The act, and $25 million to fund it in 2015, are in the Assembly's budget plan. So it's on the table when the governor and legislative leaders get down to high-stakes trading in search of a budget deal before the March 31 deadline. Let's get it done.
Monday's surprise Senate vote, held one day before Dream Act supporters were to travel to Albany to lobby for its passage, was a charade. It served the needs of Senate co-leader Jeffrey Klein, the head of the Independent Democratic Conference that controls the Senate with Republicans. Klein had been taking heat generally for failing to push Democratic priorities to the Senate floor, and specifically for failing to get a vote on the Dream Act. Yet, his critics contend that Klein's timing was designed to have the act fail since two Democrats, including Brooklyn's Simcha Fedler who caucuses with the GOP, weren't on board.

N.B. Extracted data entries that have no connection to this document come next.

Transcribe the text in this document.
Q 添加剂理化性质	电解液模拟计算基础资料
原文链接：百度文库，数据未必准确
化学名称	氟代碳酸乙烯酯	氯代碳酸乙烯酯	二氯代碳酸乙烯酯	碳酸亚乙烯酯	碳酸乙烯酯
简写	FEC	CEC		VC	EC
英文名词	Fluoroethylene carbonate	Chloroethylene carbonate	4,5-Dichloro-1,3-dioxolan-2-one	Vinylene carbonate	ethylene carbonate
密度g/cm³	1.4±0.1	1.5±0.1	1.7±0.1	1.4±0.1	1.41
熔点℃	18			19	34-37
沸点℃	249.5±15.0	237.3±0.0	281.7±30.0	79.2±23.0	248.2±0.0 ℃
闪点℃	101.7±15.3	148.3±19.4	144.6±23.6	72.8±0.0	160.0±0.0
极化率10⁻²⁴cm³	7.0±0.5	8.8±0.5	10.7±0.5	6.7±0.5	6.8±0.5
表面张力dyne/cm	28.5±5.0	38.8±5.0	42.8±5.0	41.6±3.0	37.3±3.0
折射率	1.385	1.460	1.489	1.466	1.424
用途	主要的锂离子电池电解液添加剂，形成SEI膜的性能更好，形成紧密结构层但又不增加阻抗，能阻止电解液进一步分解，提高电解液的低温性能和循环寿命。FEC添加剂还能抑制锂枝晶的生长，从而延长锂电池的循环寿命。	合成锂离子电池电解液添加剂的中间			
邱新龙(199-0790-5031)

Bringing the Dream Act to the Senate floor also provided election-year political cover for Republican senators. It gave them the opportunity to make speeches about how wrong it was to extend access to the state's Tuition Assistance Plan and its tax-free 529 College Savings Program to those who are here illegally but attended high school in New York and applied for legal status.
Our best gloss on that move is the hope that the GOP will approve the Dream Act as long as it is buried in the overall budget while touting their votes Monday against the specific measure.
Gov. Andrew M. Cuomo, who said he would sign the act if it passed, expressed disappointment Tuesday that the Senate "denied thousands of hardworking and high-achieving students equal access to higher education and the opportunity that comes with it."
He now has a second chance. Cuomo and Assembly Speaker Sheldon Silver must do what it takes to keep the dream alive.